KU also found that it was unclear who was in charge of purchasing protective equipment and other healthcare equipment for local and regional authorities, with several providers believing they were only to sell equipment to the National Board of Health and Welfare.

It also stressed that the government's decision to impose limits on the number of people allowed to attend public gatherings and public events constituted significant restrictions on people's constitutionally protected rights and freedoms. The government should therefore at an earlier stage have given the Public Health Agency the job of continuously reveiwing the epidemiological necessity of these restrictions.

The committee was unanimous in its criticism, but Social Democrat represenative Hans Ekström told reporters: "Most of the work has worked well, but it is obvious that Sweden was not fully prepared."

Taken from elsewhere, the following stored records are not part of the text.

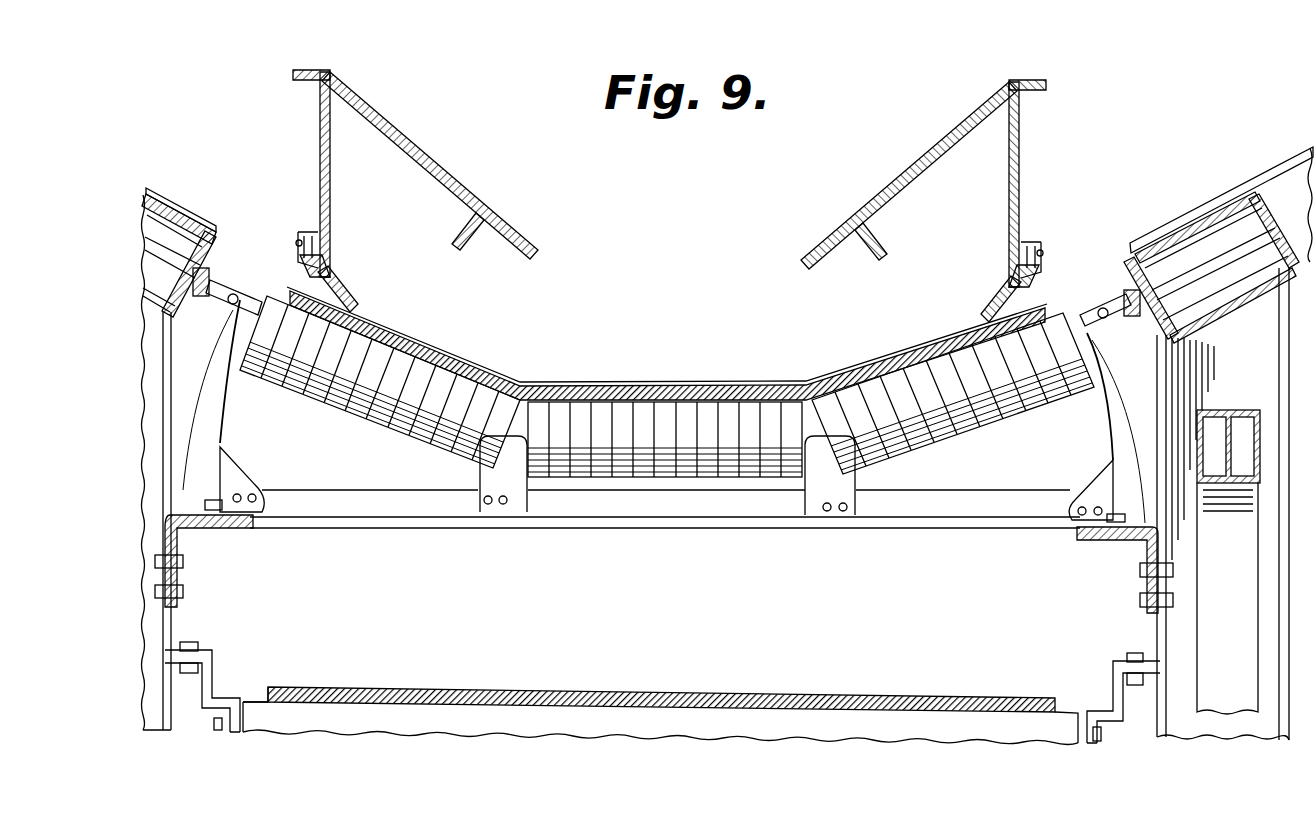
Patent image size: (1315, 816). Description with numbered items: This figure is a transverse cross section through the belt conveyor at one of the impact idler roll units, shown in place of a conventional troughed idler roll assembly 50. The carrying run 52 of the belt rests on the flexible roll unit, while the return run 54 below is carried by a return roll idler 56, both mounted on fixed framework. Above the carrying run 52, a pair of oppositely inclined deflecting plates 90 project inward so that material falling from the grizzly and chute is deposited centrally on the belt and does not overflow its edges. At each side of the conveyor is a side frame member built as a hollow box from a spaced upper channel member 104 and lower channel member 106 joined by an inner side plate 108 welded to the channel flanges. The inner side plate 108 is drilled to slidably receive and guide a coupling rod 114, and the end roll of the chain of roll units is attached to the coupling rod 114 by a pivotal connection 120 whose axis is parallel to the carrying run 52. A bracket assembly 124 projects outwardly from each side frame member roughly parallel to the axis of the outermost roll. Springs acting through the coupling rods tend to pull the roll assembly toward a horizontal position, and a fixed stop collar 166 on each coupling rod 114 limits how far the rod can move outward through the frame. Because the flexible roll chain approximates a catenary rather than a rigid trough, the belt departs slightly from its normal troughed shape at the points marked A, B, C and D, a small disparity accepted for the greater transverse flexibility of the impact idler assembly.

The troughed idler roll assembly 50 is at (436, 457).
The carrying run 52 is at (666, 383).
The return run 54 is at (722, 692).
The return roll idler 56 is at (257, 703).
The deflecting plate 90 is at (462, 186).
The upper channel member 104 is at (192, 217).
The lower channel member 106 is at (1226, 320).
The inner side plate 108 is at (214, 251).
The coupling rod 114 is at (170, 258).
The pivotal connection 120 is at (238, 292).
The bracket assembly 124 is at (160, 195).
The fixed stop collar 166 is at (200, 306).
The departure point A is at (330, 297).
The departure point B is at (520, 380).
The departure point C is at (805, 380).
The departure point D is at (1013, 308).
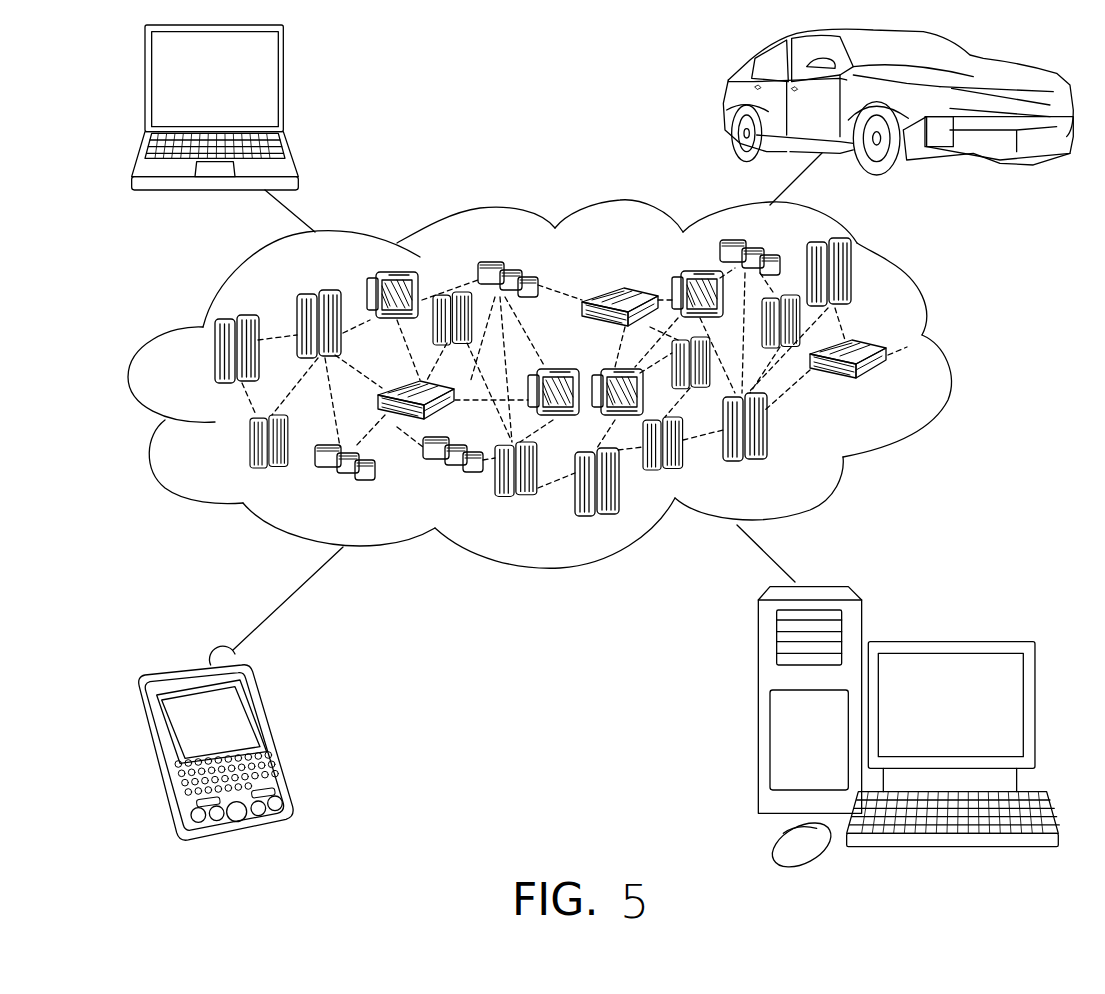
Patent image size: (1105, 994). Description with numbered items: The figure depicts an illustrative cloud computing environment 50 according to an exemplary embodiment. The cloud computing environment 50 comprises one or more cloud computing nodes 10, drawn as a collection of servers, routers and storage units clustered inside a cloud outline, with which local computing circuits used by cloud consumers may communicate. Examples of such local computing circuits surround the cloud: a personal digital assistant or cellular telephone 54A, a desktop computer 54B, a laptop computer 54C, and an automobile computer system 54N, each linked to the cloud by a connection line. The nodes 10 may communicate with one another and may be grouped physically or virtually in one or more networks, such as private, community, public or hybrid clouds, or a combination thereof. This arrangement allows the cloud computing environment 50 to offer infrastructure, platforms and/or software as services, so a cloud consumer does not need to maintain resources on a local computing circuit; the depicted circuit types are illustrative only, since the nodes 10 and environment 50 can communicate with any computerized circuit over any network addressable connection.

This is one of two investigations being carried out into the Swedish coronavirus strategy. KU's inquiry mainly focused on the government's role and whether or not it was in line with its constitutional obligations, and not as much on Sweden's coronavirus strategy as a whole.

A separate investigation by the Coronavirus Commission, set up by the government, will take a more in-depth look at the wider strategy. It published its first report in December, looking then at the handling of the pandemic in the elderly care sector, which meant the bigger questions over Sweden's decisions to avoid the lockdowns seen elsewhere were only mentioned in passing.

The commission’s second report, due on October 31st, will look into the choice of strategy as one of twelve different subjects.